Q6: Present a cross tab of average GPA by program.

I already have the information about GPA and the programs in one merged data set. One question that came to my mind was whether there is a conceptual difference between GPA and final scores, but since I did not have access to course credit information, I decided to assume that they represent the same thing. As demonstrated in table 4, BM, or “Business Management”, has the highest average scores across all 17 programs.

Q7: Present a visual representation of course grade distributions broken out by broad degree level (BA, BS, BM, BFA).

I assigned a tag to each record indicating which category of degree it belongs to in order to investigate the distribution of grades across the broad degree level. Assisted by figure 7, we can see that BA is the degree with the best grades, followed by BS, BM, and finally BFA. 25% of all grades in BA are A, followed by a 20% rate of A- for the Fall 2021. 

Q8: What is the proportion of week three undeclared students with a declared major at the end of term?
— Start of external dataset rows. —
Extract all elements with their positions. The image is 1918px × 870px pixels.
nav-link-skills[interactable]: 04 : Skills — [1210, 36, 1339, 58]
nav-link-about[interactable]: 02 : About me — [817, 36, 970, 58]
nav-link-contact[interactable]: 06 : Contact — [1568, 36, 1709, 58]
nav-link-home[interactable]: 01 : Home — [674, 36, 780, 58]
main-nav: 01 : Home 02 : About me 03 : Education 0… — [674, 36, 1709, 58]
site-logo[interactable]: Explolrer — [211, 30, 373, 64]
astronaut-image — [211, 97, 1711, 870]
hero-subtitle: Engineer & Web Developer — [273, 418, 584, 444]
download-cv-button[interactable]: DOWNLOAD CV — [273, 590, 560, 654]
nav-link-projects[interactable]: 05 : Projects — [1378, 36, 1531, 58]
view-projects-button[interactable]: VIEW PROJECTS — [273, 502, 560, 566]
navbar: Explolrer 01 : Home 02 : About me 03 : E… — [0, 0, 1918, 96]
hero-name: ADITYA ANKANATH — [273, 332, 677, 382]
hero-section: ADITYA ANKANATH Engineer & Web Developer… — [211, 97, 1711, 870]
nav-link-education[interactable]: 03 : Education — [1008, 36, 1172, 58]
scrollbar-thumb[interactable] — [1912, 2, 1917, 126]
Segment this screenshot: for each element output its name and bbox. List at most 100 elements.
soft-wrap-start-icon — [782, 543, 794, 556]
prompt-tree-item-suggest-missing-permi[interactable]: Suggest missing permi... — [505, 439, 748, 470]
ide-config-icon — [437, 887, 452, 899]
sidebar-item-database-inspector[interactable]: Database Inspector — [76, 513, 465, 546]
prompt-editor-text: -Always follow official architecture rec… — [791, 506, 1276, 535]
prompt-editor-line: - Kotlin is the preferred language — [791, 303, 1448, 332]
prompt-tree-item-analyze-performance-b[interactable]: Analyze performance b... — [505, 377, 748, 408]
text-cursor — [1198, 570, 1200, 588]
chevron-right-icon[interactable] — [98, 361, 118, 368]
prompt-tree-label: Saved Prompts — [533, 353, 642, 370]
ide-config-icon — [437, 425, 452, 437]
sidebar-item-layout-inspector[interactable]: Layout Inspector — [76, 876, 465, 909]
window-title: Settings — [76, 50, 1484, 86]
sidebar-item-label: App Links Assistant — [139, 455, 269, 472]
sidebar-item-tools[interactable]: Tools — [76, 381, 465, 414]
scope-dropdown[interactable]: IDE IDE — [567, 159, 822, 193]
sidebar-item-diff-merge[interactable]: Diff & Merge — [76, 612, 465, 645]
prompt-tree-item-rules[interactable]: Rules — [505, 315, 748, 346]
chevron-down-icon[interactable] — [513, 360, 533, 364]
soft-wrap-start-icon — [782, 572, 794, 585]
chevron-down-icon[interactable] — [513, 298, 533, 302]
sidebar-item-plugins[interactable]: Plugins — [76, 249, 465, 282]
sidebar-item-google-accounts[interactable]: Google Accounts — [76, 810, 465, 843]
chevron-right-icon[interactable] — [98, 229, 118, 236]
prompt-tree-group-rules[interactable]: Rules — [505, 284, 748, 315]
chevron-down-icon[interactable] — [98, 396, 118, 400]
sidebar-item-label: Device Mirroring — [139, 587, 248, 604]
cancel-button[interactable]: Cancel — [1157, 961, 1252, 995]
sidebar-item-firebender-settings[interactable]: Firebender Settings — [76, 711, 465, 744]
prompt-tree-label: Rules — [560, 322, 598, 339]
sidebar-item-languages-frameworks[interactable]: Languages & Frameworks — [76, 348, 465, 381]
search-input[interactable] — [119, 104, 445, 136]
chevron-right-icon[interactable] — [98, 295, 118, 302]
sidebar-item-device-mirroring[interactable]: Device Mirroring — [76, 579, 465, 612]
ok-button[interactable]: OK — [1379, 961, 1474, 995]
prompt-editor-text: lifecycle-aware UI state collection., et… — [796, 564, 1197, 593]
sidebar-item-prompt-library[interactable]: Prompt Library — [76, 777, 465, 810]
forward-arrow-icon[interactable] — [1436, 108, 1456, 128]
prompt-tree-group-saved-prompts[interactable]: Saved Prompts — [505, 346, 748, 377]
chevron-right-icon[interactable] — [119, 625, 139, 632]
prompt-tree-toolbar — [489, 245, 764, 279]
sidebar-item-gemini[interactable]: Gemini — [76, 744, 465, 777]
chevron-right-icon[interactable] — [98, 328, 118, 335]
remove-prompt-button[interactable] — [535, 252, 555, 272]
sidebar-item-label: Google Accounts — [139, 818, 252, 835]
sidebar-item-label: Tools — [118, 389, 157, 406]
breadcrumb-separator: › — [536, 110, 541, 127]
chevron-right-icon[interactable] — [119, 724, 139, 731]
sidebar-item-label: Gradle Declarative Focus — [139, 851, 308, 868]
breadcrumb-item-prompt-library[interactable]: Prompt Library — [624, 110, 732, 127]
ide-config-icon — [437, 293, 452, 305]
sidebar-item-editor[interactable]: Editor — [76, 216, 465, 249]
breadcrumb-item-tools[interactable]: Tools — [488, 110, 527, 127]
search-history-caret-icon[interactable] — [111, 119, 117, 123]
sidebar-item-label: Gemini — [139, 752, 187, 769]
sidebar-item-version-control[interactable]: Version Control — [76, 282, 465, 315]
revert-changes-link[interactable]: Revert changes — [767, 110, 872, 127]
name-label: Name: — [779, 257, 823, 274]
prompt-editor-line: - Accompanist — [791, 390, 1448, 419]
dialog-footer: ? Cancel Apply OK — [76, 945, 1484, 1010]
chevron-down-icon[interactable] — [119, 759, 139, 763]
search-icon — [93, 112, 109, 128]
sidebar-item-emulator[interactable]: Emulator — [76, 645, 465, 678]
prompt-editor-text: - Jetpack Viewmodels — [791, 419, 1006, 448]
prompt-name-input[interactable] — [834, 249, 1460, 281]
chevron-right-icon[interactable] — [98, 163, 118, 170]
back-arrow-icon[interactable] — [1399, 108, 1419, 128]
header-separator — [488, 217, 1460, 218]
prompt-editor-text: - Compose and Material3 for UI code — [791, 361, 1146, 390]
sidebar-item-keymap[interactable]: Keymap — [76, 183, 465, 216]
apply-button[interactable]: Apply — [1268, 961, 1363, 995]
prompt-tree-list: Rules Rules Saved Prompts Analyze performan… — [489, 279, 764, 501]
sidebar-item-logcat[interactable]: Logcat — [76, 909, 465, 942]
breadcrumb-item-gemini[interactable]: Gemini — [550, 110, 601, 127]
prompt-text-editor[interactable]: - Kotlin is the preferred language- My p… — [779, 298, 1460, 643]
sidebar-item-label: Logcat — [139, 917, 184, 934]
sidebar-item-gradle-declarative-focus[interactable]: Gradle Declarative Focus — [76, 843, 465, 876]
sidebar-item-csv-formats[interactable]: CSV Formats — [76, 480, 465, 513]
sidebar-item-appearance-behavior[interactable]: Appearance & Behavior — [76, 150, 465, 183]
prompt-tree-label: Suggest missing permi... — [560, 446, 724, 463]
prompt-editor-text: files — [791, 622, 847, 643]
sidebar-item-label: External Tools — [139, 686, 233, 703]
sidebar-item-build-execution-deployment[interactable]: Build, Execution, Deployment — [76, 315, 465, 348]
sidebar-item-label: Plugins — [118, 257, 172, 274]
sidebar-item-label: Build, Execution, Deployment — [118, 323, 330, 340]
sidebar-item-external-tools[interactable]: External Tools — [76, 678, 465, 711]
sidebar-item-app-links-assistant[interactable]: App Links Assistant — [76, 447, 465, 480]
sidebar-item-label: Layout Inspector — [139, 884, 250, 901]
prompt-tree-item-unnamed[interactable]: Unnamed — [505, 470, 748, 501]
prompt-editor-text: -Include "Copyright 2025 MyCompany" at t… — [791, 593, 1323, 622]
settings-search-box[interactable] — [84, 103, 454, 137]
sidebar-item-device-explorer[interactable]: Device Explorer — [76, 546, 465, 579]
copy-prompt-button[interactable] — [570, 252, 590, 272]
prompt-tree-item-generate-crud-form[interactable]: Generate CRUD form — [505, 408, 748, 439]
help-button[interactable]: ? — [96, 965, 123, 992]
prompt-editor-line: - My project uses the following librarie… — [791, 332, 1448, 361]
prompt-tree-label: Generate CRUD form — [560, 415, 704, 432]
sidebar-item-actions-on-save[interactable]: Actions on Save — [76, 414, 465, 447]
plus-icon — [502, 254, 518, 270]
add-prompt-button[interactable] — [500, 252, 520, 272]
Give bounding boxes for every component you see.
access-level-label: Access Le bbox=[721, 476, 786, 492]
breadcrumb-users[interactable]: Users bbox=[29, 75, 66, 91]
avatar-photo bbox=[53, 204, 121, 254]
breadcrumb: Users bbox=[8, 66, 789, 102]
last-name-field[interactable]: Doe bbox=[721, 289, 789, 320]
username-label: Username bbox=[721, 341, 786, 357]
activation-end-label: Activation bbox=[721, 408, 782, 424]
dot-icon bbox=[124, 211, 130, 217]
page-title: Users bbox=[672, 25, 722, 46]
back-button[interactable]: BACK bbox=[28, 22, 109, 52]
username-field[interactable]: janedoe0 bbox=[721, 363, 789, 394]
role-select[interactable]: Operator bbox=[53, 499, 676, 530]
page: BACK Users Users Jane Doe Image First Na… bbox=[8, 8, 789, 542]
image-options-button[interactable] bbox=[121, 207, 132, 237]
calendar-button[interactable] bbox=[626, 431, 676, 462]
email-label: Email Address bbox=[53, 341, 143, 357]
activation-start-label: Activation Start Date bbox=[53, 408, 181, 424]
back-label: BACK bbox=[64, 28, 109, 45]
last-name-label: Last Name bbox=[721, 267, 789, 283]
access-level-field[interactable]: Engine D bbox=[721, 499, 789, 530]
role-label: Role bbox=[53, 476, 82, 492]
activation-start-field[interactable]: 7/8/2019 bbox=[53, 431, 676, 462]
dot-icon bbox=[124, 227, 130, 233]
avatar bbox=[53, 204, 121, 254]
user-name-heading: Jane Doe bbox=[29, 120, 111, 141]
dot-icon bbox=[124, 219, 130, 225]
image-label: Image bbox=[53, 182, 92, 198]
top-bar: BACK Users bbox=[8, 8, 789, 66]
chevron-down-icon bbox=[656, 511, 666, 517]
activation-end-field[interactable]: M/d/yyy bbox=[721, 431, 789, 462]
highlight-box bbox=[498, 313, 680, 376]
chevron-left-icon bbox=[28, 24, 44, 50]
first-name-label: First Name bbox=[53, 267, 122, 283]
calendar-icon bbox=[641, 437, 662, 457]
I identified all the students with undeclared majors, and then flagged the ones that have declared their major at the end of the term. 2.5% of the cohort ended up figuring out what major they want to continue. They are 26.26% of all undeclared students.

As the last step of this analysis, I produced a student level data set. Some of the new measures I constructed are included in the final product, and some of the original attributes were dropped.